Comercio Lanza is a semi-open mall, at #2 on the map. Think of an open sided parking garage but with market stalls instead of places to leave your car. It’s bustling from early morning until late evening, and on the upper floor there’s a food court with various local things to eat – nothing of great note, it’s mostly sandwiches and pastries, and a few basic stews with rice or noodles – though I’ve just today been assured that there’s one particular stand that serves the Centro area’s best fricasee – to be checked out before I leave. The market includes everything from fruits, vegetables and dry goods to a section of book sellers, clothing, household goods. It’s a strip mall built vertically.
FAIR WARNING, POSSIBLY DISTURBING PHOTO…
#3, the Mercado de las Brujas, or Mercado de Brujeria – Witches’ Market, or Witchcraft Market – they’re not overly happy about photo taking, especially if you get close, and I can respect their wishes. Potions, herbs, powders, and yes, hanging there, and in various baskets, dried fetal llamas, vicunas, and various birds that are used in rituals. Everywhere.
Mercado Camacho, #4, is another mall type market, but it’s one that apparently has been a big flop. 90% of it is empty, and I talked to a couple of stand owners who said it’s always been that way. There is a small food court on the top floor, though with even less of interest in contrast to Comercio Lanza.
Not exactly a market, but every Sunday is the Mayor’s street fair (#6), where a ten block stretch of the main boulevard is closed down to traffic for the morning and early afternoon and becomes, well, a big street fair. Much of it is related to the government – there’s a whole block of booths from the Public Health Department each devoted to prevention or cure of one or another diseases, there’s a block or two of educational stuff, both public and private, and another devoted to economic development initiatives. But mostly, it’s a chance for folk to get out and mingle, dance, play chess (some damn good players from what I saw), play and eat. Young and old, traditional and modern, everyone’s there.

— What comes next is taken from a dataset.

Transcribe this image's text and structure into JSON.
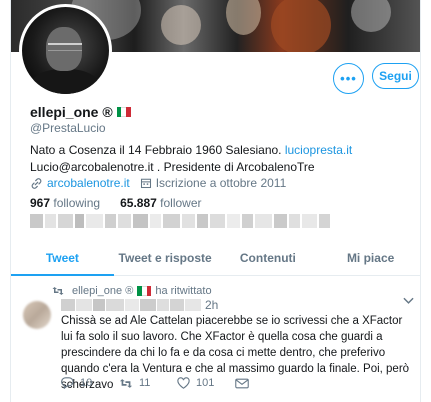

Saving the best for last, #5, Mercado Rodriguez, actually stretches the entire length of Rodriguez street, and a block to either side, it’s a huge, open air market, though a few buildings have been co-opted into serving as spots for some indoor stuff, particularly meat that needs refrigeration – not that everyone uses that. Now, you’ll have t imagine the following, because I didn’t get a video of it. But picture this:
80-something year old woman in full traditional Aymara garb, sitting amid the piles of vegetables, with a table in front of her where she peels and slices and dices and such. Music player of some sort next to her, cranked to the max, blaring out Queen’s “We Will Rock You” at top volume. She’s got two long chef’s knives, one in each hand, hilts pointed down, blades to the sky. And she’s swaying back and forth, rocking out, using the knives to keep time. Thud, Thud, Clank, Thud, Thud, Clank – as she hits the hilts onto the table twice in a row and then stretches the knives up in the air and clashes the blades together – along with the music. Best. Image. Ever.